The Forgotten Rainforests
Wednesday, May 11, 7 pm
Peninsula College Little Theater
Dr. Dominick DellaSala speaks on "The Forgotten Rainforests" on Wednesday, May 11 at 7 pm, in Peninsula College Little Theater, 1502 East Lauridson Avenue, Port Angeles. Hear this renowned scientist and conservationist, author of over 150 technical papers, President of the Society for Conservation Biology, North America Section, and President of the Geos Institute of Ashland, Oregon.
His talk will be introduced by a reading by well-known Port Angeles poet Alice Derry. This event is free and open to the public. A reception and book signing will be held after the talk.
Temperate and boreal (high latitude) rainforests are unique. Temperate rainforests, such as those within Olympic National Park, store more carbon per acre than even tropical rainforests and play an important role in reducing greenhouse gases.
According to DellaSala, it's time these forgotten rainforests take center stage along with the world's tropical rainforests as holding some of the keys to a stable global climate. These forests store vast amounts of carbon primarily in their massive trees (some of the largest on earth), productive soils, and rich, dense foliage. When these rainforests are cut down, much of their carbon is released into the atmosphere. Globally, deforestation is second only to the burning of fossil fuels in contributing to greenhouse gas pollution; protecting these and the world's tropical rainforests is vital to the planet's climate regulation system.
Yet, in spite of their global significance for both biodiversity and important role in climate change mitigation, protection levels for these remarkable rainforests are far too low to sustain them under a rapidly changing global climate and ever expanding human footprint.
DellaSala concludes with a plea to governments and citizens to protect the world's rainforests as vital to a sustainable future and stable global climate.
Forests Worldwide
Temperate and boreal rainforests are rapidly becoming the world's forgotten rainforests. They occur in only 10 regions of the world. In some regions, like portions of Europe, nearly all rainforests are gone while others are headed in that direction if we don't act soon. Logging in boreal rainforests of Russia has contributed to the near demise of tigers and snow leopards. In British Columbia, logging has impacted world-class salmon runs and jeopardizes unique coastal bears and wolves.

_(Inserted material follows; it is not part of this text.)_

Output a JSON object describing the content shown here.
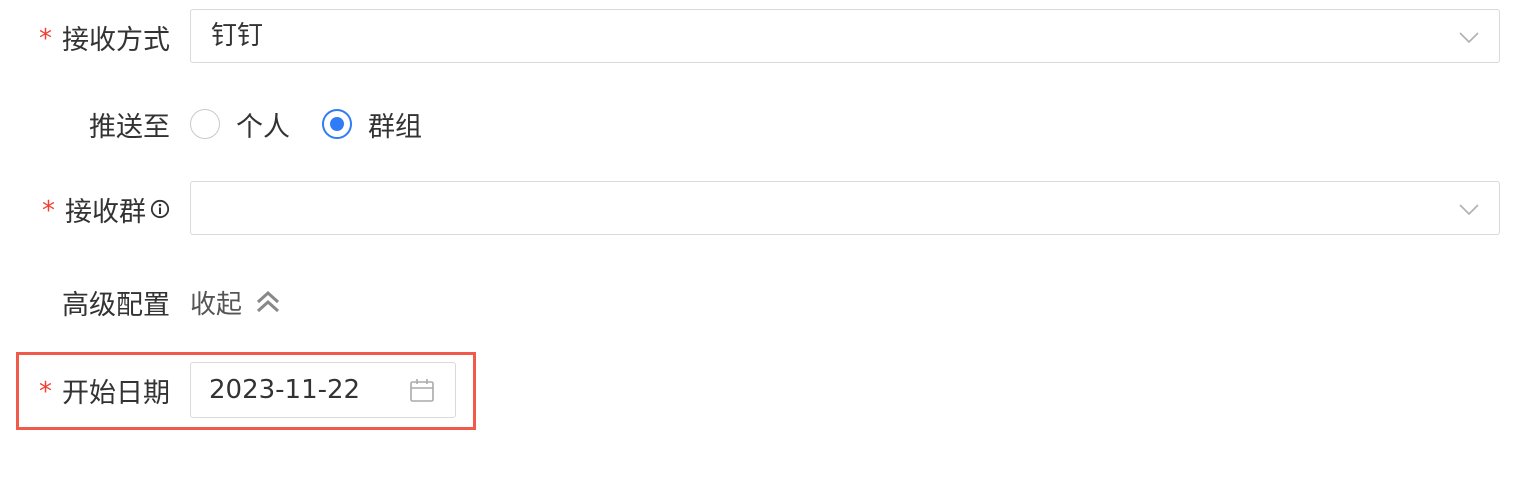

And the situation here at home is not much better with less than 4% of the magnificent coastal redwoods and only the last 15-20% of old-growth rainforests remaining in the Pacific Northwest. Decades of logging has created a national ecological debt crisis that is being passed on to future generations. We are consuming their biological inheritance.
North America also has some of the most important remaining intact rainforests in the world. The Tongass rainforest in Alaska, for instance, contains about 1/3 of the world's remaining old-growth temperate rainforest and some of the largest spruce trees on earth. And rainforests in the Pacific Northwest are among the most important carbon storing forests on the planet, storing more carbon on an acre-for-acre basis than the world's tropical rainforests.
Dominick DellaSala
Dr. Dominick A. DellaSala is President and Chief Scientist of the Geos Institute in Ashland, Oregon and President of the Society for Conservation Biology, North America Section. He is an internationally renowned author of over 150 technical papers including "Temperate and Boreal Rainforests of the World" (Island Press, 2011), which includes contributions from 30 scientists around the world.
Dominick has given plenary and keynote talks ranging from academic conferences to the United Nations (Earth Summit II). He has appeared in National Geographic, Science Magazine, Time Magazine, Audubon Magazine, national newspapers, Jim Lehrer News Hour, CNN, MSNBC, "Living on Earth (NPR)," and several PBS documentaries. He has testified in numerous congressional hearings.
For his efforts to help foster national roadless areas conservation and support designation of new national monuments, he received conservation leadership awards from the World Wildlife Fund in 2000 and 2004, and the Wilburforce Foundation in 2006.
Alice Derry
Local poet, Alice Derry, taught at Peninsula College from 1980 until retiring in 2009. She was the main force behind the college's Foothills Writers' Series during those years, hosting dozens of writers, both local and national. Derry is the author of three full collections of poetry and three chapbooks. Her fourth volume, Tremolo, will appear from Red Hen Press in 2012. Along the way, Derry has been the recipient of several honors and awards for her poetry; individual poems have appeared widely. Listeners to her reading on May 11 will recognize places, flora and fauna, connecting them to their own visits to Olympic rainforests.
This presentation is co-hosted by Western Washington University Huxley College of the Environment on the Peninsulas, Friends of Olympic National Park, Olympic Park Institute and the North Olympic Land Trust.